In 2016, NDB requested government to inject capital amounting to about P1 billion in the next three years in order to transform the bank and prepare it for commercialisation.  Last year, it was offered P400 million by government, P100 million of it being a grant while the remaining P300 million was a loan.


As per Chief Executive Officer of the Bank, Lorato Morapedi’s statement before the parliamentary committee on Statutory Bodies and Enterprises in 2016, NDB wanted government to inject P400 million in the next financial year [2017], followed by two government guaranteed loans of P165 million and P250 million in subsequent years.


Due to the financial crisis that the bank found itself in, management recently took a decision to retrench some of its employees to minimize the costs. Already, NDB staff has been informed of management’s intentions to retrench, with letters scheduled to be handed from the 21st-24TH May 2018.

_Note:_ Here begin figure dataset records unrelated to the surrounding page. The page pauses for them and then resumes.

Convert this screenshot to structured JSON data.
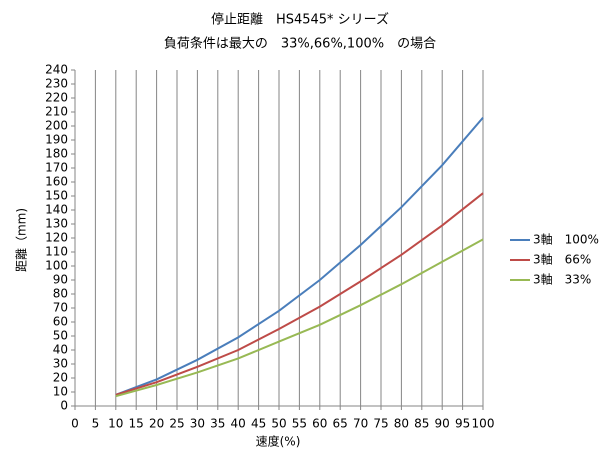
{
  "chart_data": {
    "type": "line",
    "title": "停止距離　HS4545* シリーズ",
    "subtitle": "負荷条件は最大の　33%,66%,100%　の場合",
    "x_label": "速度(%)",
    "y_label": "距離（mm)",
    "x": [
      10,
      20,
      30,
      40,
      50,
      60,
      70,
      80,
      90,
      100
    ],
    "series": [
      {
        "name": "3軸　100%",
        "color": "#4a7ebb",
        "values": [
          8,
          19,
          33,
          49,
          68,
          90,
          115,
          142,
          172,
          206
        ]
      },
      {
        "name": "3軸　66%",
        "color": "#be4b48",
        "values": [
          8,
          17,
          28,
          40,
          55,
          71,
          89,
          108,
          129,
          152
        ]
      },
      {
        "name": "3軸　33%",
        "color": "#98b954",
        "values": [
          7,
          15,
          24,
          34,
          46,
          58,
          72,
          87,
          103,
          119
        ]
      }
    ],
    "xlim": [
      0,
      100
    ],
    "xticks": [
      0,
      5,
      10,
      15,
      20,
      25,
      30,
      35,
      40,
      45,
      50,
      55,
      60,
      65,
      70,
      75,
      80,
      85,
      90,
      95,
      100
    ],
    "ylim": [
      0,
      240
    ],
    "yticks": [
      0,
      10,
      20,
      30,
      40,
      50,
      60,
      70,
      80,
      90,
      100,
      110,
      120,
      130,
      140,
      150,
      160,
      170,
      180,
      190,
      200,
      210,
      220,
      230,
      240
    ],
    "grid": "x",
    "legend": "right"
  }
}
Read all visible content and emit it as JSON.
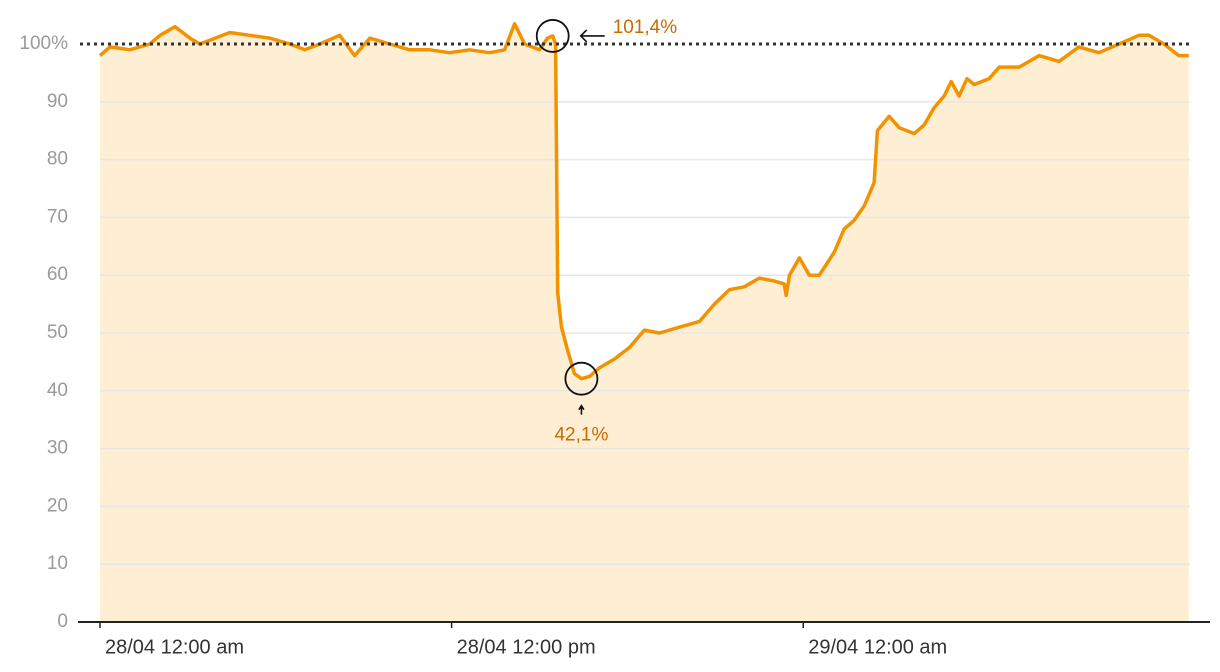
{
  "chart_data": {
    "type": "area",
    "x": [
      0,
      0.34,
      1.02,
      1.7,
      2.05,
      2.56,
      3.07,
      3.41,
      3.92,
      4.43,
      5.11,
      5.8,
      6.48,
      6.99,
      7.5,
      8.18,
      8.69,
      9.21,
      9.89,
      10.57,
      11.25,
      11.93,
      12.61,
      13.3,
      13.81,
      14.15,
      14.49,
      15.0,
      15.27,
      15.45,
      15.55,
      15.62,
      15.75,
      15.96,
      16.19,
      16.43,
      16.71,
      17.05,
      17.56,
      18.07,
      18.58,
      19.09,
      19.77,
      20.46,
      20.97,
      21.48,
      21.99,
      22.5,
      23.01,
      23.35,
      23.42,
      23.53,
      23.87,
      24.21,
      24.55,
      25.06,
      25.4,
      25.74,
      26.08,
      26.42,
      26.53,
      26.93,
      27.28,
      27.79,
      28.13,
      28.47,
      28.81,
      29.05,
      29.32,
      29.59,
      29.83,
      30.34,
      30.69,
      31.37,
      32.05,
      32.73,
      33.41,
      34.09,
      34.78,
      35.46,
      35.8,
      36.31,
      36.82,
      37.16
    ],
    "values": [
      98,
      99.5,
      99,
      100,
      101.5,
      103,
      101,
      100,
      101,
      102,
      101.5,
      101,
      100,
      99,
      100,
      101.5,
      98,
      101,
      100,
      99,
      99,
      98.5,
      99,
      98.5,
      99,
      103.5,
      100,
      99,
      101,
      101.4,
      100,
      57,
      51,
      47,
      43,
      42.1,
      42.5,
      44,
      45.5,
      47.5,
      50.5,
      50,
      51,
      52,
      55,
      57.5,
      58,
      59.5,
      59,
      58.5,
      56.5,
      60,
      63,
      60,
      60,
      64,
      68,
      69.5,
      72,
      76,
      85,
      87.5,
      85.5,
      84.5,
      86,
      89,
      91,
      93.5,
      91,
      94,
      93,
      94,
      96,
      96,
      98,
      97,
      99.5,
      98.5,
      100,
      101.5,
      101.5,
      100,
      98,
      98
    ],
    "color": "#f39200",
    "fill": "#fdeed4",
    "xlim": [
      0,
      37.2
    ],
    "xticks": [
      {
        "value": 0,
        "label": "28/04 12:00 am"
      },
      {
        "value": 12,
        "label": "28/04 12:00 pm"
      },
      {
        "value": 24,
        "label": "29/04 12:00 am"
      }
    ],
    "ylim": [
      0,
      104
    ],
    "yticks": [
      0,
      10,
      20,
      30,
      40,
      50,
      60,
      70,
      80,
      90,
      {
        "value": 100,
        "label": "100%"
      }
    ],
    "grid": true,
    "reference_line": 100,
    "annotations": [
      {
        "text": "101,4%",
        "x": 15.45,
        "y": 101.4
      },
      {
        "text": "42,1%",
        "x": 16.43,
        "y": 42.1
      }
    ]
  }
}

NDB is one of the quasi-government institutions that have been put up for privatisation, with Botswana Telecommunication Corporation (BTC) having successfully gone through the process. It is expected that, like the BTC, government will retain 51 percent shareholding in the company, while 5 percent is offered to employees, with the rest of the shareholding being offered to the public. However, there has been debate both within and outside NDB with regard to whether the bank is in a state to be commercialised. Some school of thought is that in its current state, government would be either giving it away or nobody will show interest in its stock, hence the need to recapitalise the bank.